"Toi aussi, tu te tires !"
Sélectionné à la dernière minute par les organisateurs de la 57e édition de la Berlinale, Tuya de hun shi repartait dix jours plus tard de la capitale allemande avec l'"Ours d'or". Le charme intimiste et social du troisième film du cinéaste chinois Wang Quan'an avait opéré et emporté l'adhésion du jury présidé par Paul Schrader malgré la sérieuse concurrence de productions venues d'autres horizons (Brésil, Israël, Autriche, Royaume-Uni, France ou Tchéco-slovaquie notamment). Les qualités de simplicité et d'authenticité du scénario co-signé par Lu Wei, adaptateur de Ba wang bie ji et auteur de Huozhe, la beauté rustique des paysages de Mongolie et de Yu Nan peuvent expliquer ce choix inattendu et néanmoins justifié.
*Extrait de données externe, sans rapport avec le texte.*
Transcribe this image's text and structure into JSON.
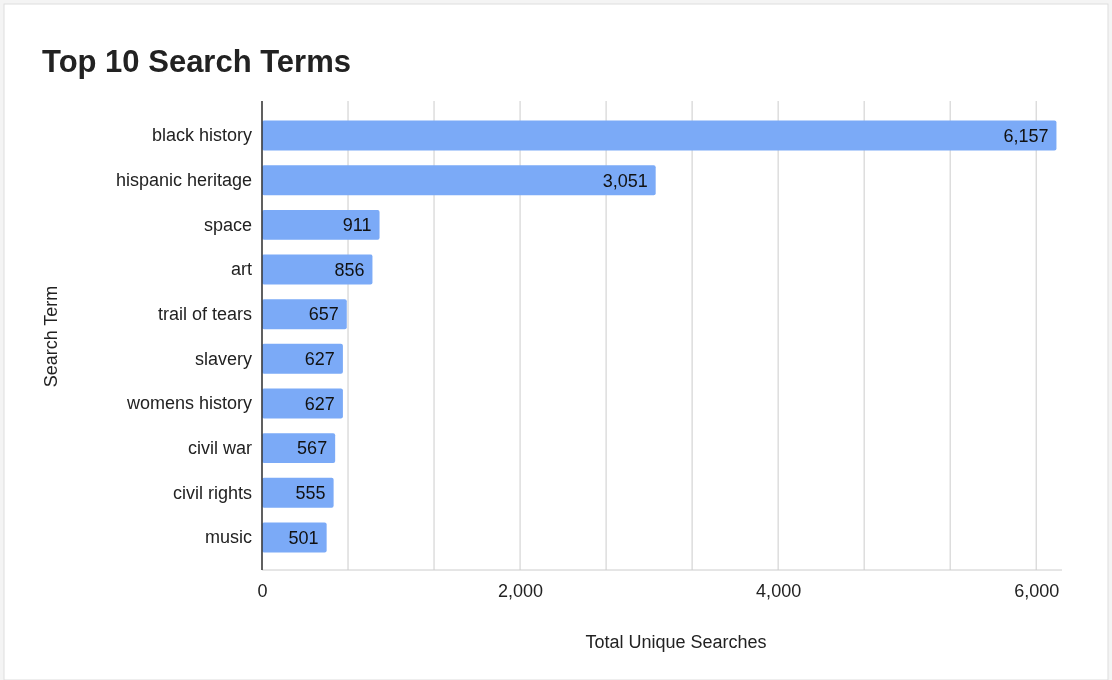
{
  "chart_data": {
    "type": "bar",
    "orientation": "horizontal",
    "title": "Top 10 Search Terms",
    "xlabel": "Total Unique Searches",
    "ylabel": "Search Term",
    "categories": [
      "black history",
      "hispanic heritage",
      "space",
      "art",
      "trail of tears",
      "slavery",
      "womens history",
      "civil war",
      "civil rights",
      "music"
    ],
    "values": [
      6157,
      3051,
      911,
      856,
      657,
      627,
      627,
      567,
      555,
      501
    ],
    "color": "#7baaf7",
    "xlim": [
      0,
      6200
    ],
    "xticks": [
      0,
      {
        "value": 666.67,
        "label": null
      },
      {
        "value": 1333.33,
        "label": null
      },
      {
        "value": 2000,
        "label": "2,000"
      },
      {
        "value": 2666.67,
        "label": null
      },
      {
        "value": 3333.33,
        "label": null
      },
      {
        "value": 4000,
        "label": "4,000"
      },
      {
        "value": 4666.67,
        "label": null
      },
      {
        "value": 5333.33,
        "label": null
      },
      {
        "value": 6000,
        "label": "6,000"
      }
    ],
    "value_labels": [
      "6,157",
      "3,051",
      "911",
      "856",
      "657",
      "627",
      "627",
      "567",
      "555",
      "501"
    ],
    "grid": "x"
  }
}
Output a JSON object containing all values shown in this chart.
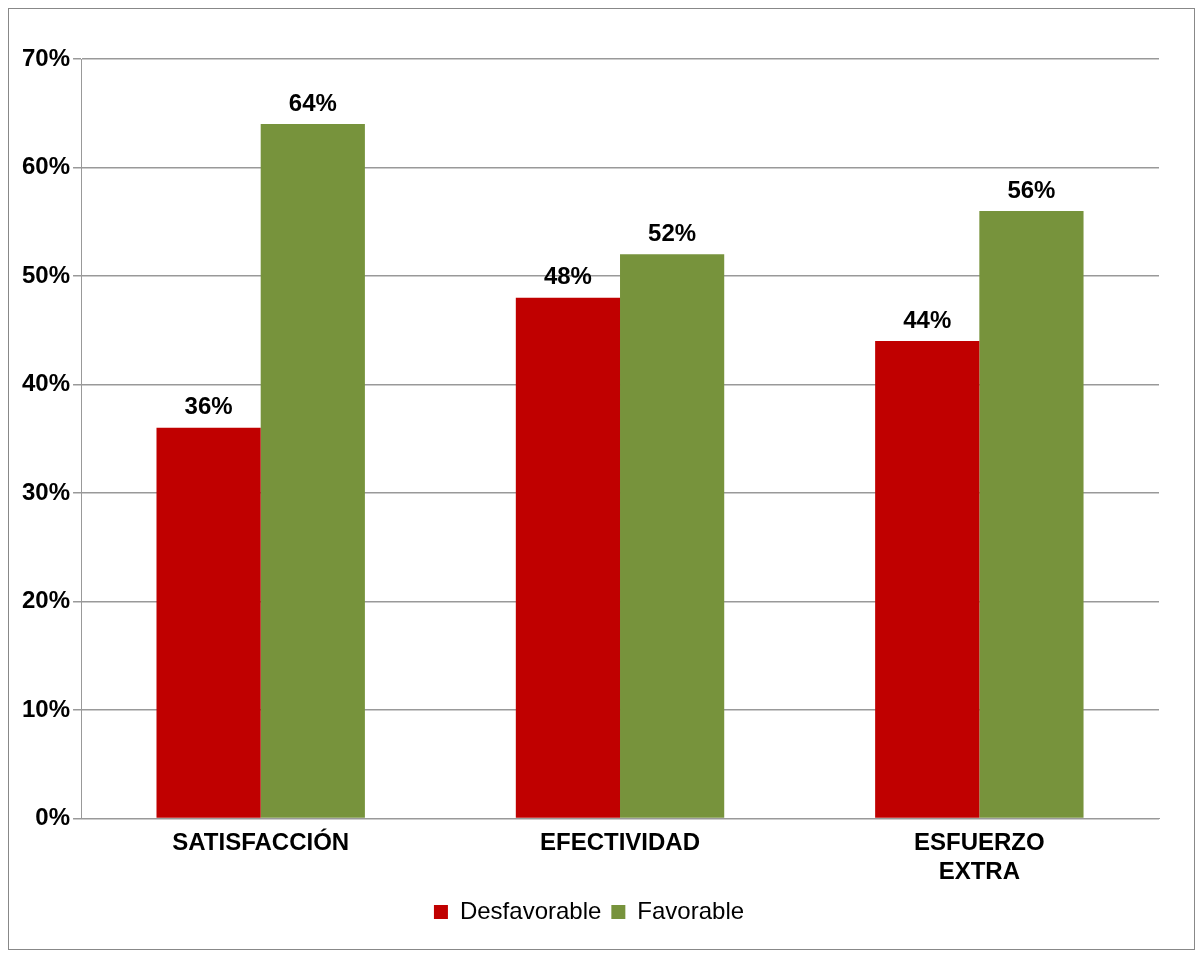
{
  "chart_data": {
    "type": "bar",
    "categories": [
      "SATISFACCIÓN",
      "EFECTIVIDAD",
      "ESFUERZO EXTRA"
    ],
    "series": [
      {
        "name": "Desfavorable",
        "color": "#c00000",
        "values": [
          36,
          48,
          44
        ],
        "value_labels": [
          "36%",
          "48%",
          "44%"
        ]
      },
      {
        "name": "Favorable",
        "color": "#77933c",
        "values": [
          64,
          52,
          56
        ],
        "value_labels": [
          "64%",
          "52%",
          "56%"
        ]
      }
    ],
    "ylim": [
      0,
      70
    ],
    "yticks": [
      {
        "value": 0,
        "label": "0%"
      },
      {
        "value": 10,
        "label": "10%"
      },
      {
        "value": 20,
        "label": "20%"
      },
      {
        "value": 30,
        "label": "30%"
      },
      {
        "value": 40,
        "label": "40%"
      },
      {
        "value": 50,
        "label": "50%"
      },
      {
        "value": 60,
        "label": "60%"
      },
      {
        "value": 70,
        "label": "70%"
      }
    ],
    "grid": "y",
    "legend": "bottom"
  }
}
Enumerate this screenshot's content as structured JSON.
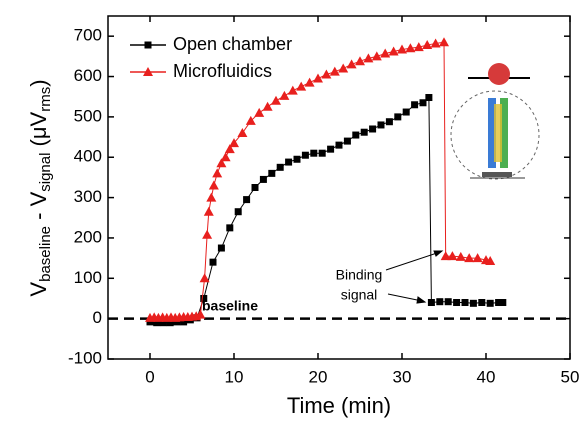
{
  "chart_data": {
    "type": "line",
    "xlabel": "Time (min)",
    "ylabel": [
      "V",
      "baseline",
      " - V",
      "signal",
      " (μV",
      "rms",
      ")"
    ],
    "xlim": [
      -5,
      50
    ],
    "xticks": [
      0,
      10,
      20,
      30,
      40,
      50
    ],
    "ylim": [
      -100,
      750
    ],
    "yticks": [
      -100,
      0,
      100,
      200,
      300,
      400,
      500,
      600,
      700
    ],
    "hline": 0,
    "legend": "upper left",
    "annotations": [
      "baseline",
      "Binding",
      "signal"
    ],
    "series": [
      {
        "name": "Open chamber",
        "color": "#000000",
        "marker": "square",
        "x": [
          0,
          0.8,
          1.6,
          2.4,
          3.2,
          4,
          4.8,
          5.6,
          6.4,
          7.5,
          8.5,
          9.5,
          10.5,
          11.5,
          12.5,
          13.5,
          14.5,
          15.5,
          16.5,
          17.5,
          18.5,
          19.5,
          20.5,
          21.5,
          22.5,
          23.5,
          24.5,
          25.5,
          26.5,
          27.5,
          28.5,
          29.5,
          30.5,
          31.5,
          32.5,
          33.2,
          33.5,
          34.5,
          35.5,
          36.5,
          37.5,
          38.5,
          39.5,
          40.5,
          41.5,
          42
        ],
        "values": [
          -8,
          -10,
          -10,
          -10,
          -8,
          -8,
          -3,
          2,
          50,
          140,
          175,
          225,
          265,
          295,
          325,
          345,
          360,
          375,
          388,
          395,
          405,
          410,
          410,
          420,
          430,
          440,
          455,
          462,
          470,
          480,
          488,
          500,
          512,
          530,
          535,
          548,
          40,
          42,
          42,
          40,
          40,
          38,
          40,
          38,
          40,
          40
        ]
      },
      {
        "name": "Microfluidics",
        "color": "#e8201e",
        "marker": "triangle",
        "x": [
          0,
          0.5,
          1,
          1.5,
          2,
          2.5,
          3,
          3.5,
          4,
          4.5,
          5,
          5.5,
          6,
          6.5,
          6.8,
          7,
          7.3,
          7.6,
          8,
          8.5,
          9,
          9.5,
          10,
          11,
          12,
          13,
          14,
          15,
          16,
          17,
          18,
          19,
          20,
          21,
          22,
          23,
          24,
          25,
          26,
          27,
          28,
          29,
          30,
          31,
          32,
          33,
          34,
          35,
          35.2,
          36,
          37,
          38,
          39,
          40,
          40.5
        ],
        "values": [
          2,
          3,
          2,
          3,
          2,
          3,
          2,
          3,
          4,
          4,
          5,
          6,
          10,
          100,
          208,
          265,
          300,
          330,
          360,
          385,
          400,
          420,
          435,
          460,
          490,
          510,
          525,
          540,
          552,
          565,
          575,
          585,
          595,
          605,
          612,
          620,
          630,
          638,
          645,
          650,
          657,
          662,
          667,
          670,
          673,
          678,
          682,
          685,
          155,
          155,
          153,
          150,
          150,
          145,
          143
        ]
      }
    ]
  }
}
Dans une plaine aride de Mongolie intérieure, Tuya élève presque seule quelques dizaines d'agneaux. Bater son époux a perdu l'usage d'une jambe en tentant de creuser un puits et ses deux enfants, Zhaya et Baorao sont encore trop jeunes pour l'aider. Leur voisin et ami Shenge, qui connaît de sérieuses difficultés avec sa femme, est régulièrement retrouvé ivre mort sur la route. Pour essayer de retenir son conjoint grâce à l'argent, celui-ci prend la décision de vendre tout ce qu'il possède afin d'acquérir un camion. En essayant de redresser la remorque de Shenge transportant son foin, Tuya est soudainement prise d'un malaise. Sa colonne vertébrale, affaiblit par les incessants efforts, doit à présent être ménagée. Tuya se résout à divorcer pour trouver un nouveau mari. Les prétendants ne tardent pas à se presser chez elle mais aucun n'accepte de cohabiter avec Bater, condition sine qua non fixée par son ex-épouse. C'est bientôt au tour de Baolir, un vieil ami d'enfance ayant fait fortune grâce au pétrole, de formuler sa demande en mariage. Il propose d'emmener Tuya et ses enfants dans la maison qu'il possède en ville après avoir placé Balter dans un foyer.
Tuya de hun shi est avant tout une jolie fable, narrée en flash-back, à la gloire de la femme, de l'entraide et des valeurs traditionnelles. Wang Quan'an, dont la mère est originaire du site où a été tourné le film, a voulu également apporter et conserver un témoignage sur un mode de vie et une culture condamnés par l'exploitation croissante des ressources naturelles de cette immense région autonome de la Chine. Une mélancolique évolution symbolisée dans le film par le personnage "urbain" de Baolir. S'il ne possède pas le souffle lyrique d'Urga ni même l'intensité romanesque des productions germano-mongols Die Geschichte vom weinenden Kamel et Die Höhle des gelben Hundes, ce troisième film à la saveur amère réalisé avec Yu Nan capte notre attention et sait nous séduire parfois aussi.